Tonnarella la sera diventa terra di nessuno, in mano a gruppi di ragazzi che a bordo di scooter, senza casco, scorrazzano ad alta velocità su tutto il lungomare Fatamorgana, anche controsenso rispetto al senso unico vigente. Gare di velocità con impennata finale, questo quanto notano i residenti del lungomare che hanno perfino paura ad una certa ora di attraversare la strada e farsi una passeggiata in spiaggia oppure di sedersi nel muretto che separa la carreggiata dall’arenile a gustare un gelato.

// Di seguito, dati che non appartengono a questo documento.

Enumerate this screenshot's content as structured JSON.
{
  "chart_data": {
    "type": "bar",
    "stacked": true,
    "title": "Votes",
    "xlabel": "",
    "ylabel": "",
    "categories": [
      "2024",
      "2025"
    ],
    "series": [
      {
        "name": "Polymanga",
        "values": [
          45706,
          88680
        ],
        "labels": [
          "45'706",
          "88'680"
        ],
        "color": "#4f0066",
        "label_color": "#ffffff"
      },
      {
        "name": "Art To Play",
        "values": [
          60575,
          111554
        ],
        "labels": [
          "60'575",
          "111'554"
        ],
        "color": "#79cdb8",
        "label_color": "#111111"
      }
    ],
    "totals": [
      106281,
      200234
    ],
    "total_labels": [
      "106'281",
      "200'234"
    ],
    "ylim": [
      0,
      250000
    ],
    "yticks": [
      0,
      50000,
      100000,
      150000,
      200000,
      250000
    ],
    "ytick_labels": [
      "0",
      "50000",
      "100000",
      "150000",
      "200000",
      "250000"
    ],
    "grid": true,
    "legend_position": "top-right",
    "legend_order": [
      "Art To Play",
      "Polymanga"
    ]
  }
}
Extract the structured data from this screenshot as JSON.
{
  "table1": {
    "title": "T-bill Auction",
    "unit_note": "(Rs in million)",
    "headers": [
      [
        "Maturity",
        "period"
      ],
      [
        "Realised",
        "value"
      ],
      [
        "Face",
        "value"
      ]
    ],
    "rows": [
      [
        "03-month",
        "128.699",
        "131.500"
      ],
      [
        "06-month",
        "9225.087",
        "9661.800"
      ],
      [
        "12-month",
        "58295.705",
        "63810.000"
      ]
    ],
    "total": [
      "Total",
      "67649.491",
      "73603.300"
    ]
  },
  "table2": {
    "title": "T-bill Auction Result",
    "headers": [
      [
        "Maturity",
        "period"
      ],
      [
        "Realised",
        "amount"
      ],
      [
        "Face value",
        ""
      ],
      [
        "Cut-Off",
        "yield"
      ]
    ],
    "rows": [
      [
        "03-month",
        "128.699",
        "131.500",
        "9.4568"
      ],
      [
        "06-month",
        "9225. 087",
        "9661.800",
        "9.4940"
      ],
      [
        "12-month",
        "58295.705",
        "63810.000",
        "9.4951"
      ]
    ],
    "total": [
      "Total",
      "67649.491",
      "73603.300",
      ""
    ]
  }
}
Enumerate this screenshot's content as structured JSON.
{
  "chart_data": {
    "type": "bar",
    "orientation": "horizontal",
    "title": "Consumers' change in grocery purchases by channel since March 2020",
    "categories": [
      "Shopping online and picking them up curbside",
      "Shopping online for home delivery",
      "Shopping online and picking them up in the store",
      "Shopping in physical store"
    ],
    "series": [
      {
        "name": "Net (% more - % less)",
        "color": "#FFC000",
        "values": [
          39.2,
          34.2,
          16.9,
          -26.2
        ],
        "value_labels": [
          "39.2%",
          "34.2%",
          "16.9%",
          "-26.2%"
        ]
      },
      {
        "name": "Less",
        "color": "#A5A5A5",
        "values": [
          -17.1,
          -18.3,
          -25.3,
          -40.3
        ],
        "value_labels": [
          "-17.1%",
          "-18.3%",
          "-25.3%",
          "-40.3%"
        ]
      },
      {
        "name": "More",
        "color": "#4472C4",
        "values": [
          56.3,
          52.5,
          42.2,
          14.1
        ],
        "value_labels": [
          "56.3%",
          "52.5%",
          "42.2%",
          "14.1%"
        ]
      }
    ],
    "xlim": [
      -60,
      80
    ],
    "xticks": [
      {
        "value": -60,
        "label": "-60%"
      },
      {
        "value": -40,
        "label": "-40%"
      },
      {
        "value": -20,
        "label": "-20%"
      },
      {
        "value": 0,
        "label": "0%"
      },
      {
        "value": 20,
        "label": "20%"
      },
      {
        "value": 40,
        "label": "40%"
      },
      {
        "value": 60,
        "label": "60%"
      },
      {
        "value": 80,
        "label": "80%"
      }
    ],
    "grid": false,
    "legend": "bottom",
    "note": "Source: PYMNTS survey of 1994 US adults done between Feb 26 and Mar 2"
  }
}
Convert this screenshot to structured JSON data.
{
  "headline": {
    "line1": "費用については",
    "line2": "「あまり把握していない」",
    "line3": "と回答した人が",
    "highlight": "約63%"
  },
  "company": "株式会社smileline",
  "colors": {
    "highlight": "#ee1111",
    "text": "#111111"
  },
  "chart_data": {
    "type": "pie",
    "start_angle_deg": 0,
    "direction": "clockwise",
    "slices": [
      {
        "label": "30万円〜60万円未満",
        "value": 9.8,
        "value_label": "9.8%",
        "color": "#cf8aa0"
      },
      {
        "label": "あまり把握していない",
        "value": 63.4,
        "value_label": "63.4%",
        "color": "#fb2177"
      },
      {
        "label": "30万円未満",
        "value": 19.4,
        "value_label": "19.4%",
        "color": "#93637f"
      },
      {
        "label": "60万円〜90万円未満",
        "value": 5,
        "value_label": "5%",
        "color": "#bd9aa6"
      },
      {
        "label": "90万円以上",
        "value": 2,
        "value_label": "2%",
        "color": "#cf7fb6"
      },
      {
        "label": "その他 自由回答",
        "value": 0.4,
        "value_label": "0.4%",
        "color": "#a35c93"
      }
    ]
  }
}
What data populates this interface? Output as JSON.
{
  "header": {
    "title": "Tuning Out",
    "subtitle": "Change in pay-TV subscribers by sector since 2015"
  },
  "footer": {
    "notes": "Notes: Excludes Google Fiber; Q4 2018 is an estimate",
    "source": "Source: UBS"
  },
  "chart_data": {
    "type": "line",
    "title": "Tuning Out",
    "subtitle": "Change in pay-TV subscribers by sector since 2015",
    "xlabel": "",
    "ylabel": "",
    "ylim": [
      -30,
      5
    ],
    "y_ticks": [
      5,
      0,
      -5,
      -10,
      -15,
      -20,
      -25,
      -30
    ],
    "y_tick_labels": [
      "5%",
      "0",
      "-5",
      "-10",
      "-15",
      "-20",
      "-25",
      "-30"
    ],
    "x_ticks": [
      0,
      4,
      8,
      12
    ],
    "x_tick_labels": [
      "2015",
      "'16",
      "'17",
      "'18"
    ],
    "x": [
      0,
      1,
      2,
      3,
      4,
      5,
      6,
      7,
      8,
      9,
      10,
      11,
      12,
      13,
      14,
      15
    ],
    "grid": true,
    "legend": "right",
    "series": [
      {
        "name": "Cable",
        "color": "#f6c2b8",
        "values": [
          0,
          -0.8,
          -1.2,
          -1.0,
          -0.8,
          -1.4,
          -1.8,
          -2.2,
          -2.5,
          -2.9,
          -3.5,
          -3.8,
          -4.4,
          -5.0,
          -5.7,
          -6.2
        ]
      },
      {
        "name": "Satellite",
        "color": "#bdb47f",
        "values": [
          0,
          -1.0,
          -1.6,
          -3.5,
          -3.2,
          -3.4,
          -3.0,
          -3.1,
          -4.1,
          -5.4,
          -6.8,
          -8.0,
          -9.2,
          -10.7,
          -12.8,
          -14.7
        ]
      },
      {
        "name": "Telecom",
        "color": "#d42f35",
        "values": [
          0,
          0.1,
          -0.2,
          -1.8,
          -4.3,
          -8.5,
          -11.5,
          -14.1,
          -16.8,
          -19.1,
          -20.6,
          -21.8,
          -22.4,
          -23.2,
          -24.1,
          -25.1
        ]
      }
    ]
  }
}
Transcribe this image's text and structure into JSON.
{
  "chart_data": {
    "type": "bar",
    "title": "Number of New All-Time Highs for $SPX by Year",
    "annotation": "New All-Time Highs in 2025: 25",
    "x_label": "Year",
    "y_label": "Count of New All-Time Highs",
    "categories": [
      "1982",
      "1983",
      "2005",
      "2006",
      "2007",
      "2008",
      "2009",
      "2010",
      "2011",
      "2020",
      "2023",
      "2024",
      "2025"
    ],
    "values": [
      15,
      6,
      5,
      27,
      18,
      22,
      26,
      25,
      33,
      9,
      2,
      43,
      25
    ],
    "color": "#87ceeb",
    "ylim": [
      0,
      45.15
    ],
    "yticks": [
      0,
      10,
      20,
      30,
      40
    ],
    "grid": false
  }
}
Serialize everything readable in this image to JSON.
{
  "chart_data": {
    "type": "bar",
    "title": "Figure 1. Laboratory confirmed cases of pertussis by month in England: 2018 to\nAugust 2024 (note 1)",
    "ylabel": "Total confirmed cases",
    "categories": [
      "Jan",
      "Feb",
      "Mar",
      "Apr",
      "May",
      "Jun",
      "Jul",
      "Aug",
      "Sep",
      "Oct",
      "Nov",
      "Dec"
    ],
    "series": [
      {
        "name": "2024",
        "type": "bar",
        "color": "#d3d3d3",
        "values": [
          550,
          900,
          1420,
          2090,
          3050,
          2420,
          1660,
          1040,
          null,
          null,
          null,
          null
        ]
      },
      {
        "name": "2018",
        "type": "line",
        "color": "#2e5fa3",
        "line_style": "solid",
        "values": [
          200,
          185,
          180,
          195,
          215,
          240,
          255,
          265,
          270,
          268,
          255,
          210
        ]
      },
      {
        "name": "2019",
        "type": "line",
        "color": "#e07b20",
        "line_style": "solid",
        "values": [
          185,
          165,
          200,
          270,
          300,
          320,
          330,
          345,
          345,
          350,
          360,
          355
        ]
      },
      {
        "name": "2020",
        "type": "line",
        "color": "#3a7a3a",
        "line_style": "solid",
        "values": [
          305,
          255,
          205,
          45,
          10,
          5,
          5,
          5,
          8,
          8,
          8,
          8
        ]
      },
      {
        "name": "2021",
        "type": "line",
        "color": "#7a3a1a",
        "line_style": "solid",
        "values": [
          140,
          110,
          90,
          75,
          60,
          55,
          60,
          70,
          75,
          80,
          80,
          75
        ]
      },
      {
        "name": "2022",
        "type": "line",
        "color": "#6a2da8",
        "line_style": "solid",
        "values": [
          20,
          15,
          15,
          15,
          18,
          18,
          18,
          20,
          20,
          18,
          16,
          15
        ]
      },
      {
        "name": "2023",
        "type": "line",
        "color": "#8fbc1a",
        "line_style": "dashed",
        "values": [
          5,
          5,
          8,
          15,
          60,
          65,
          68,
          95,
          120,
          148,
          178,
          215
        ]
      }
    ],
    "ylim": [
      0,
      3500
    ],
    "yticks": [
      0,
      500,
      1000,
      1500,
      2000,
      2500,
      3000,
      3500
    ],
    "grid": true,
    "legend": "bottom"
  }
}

I giovinastri non risultano intimoriti neanche dal passaggio di qualche pattuglia della polizia municipale, della polizia di stato e dei carabinieri o dai relativi richiami a cambiare senso di marcia o ad evitare certi comportamenti, come se godessero di un certo senso di impunità. I gestori dei lidi lamentano la presenza di situazioni imbarazzanti anche nei tratti di spiaggia libera ove vengono spesso montate delle minitende e consumati festini con tanto fornacella, con i fumi che invadono le vicine abitazioni e lo stesso lungomare; l’indomani mattina questi tratti di spiaggia, la cui pulizia compete ai lidi adiacenti, presentano rifiuti di ogni genere e perfino pericolosi cocci di bottiglie di vetro.

Se di giorno nella spiaggia di Tonnarella sventola la tanto propagandata “bandiera verde” assegnata al Comune da insigni pediatri italiani perché considerata spiaggia “a misura di bambino”, al calar del sole la zona di trasforma in una vera “isola della Tortuga”… Manca soltanto che qualcuno vi pianti la bandiera nera con il teschio, quella tipica dei pirati, abituati ad un mondo senza legge.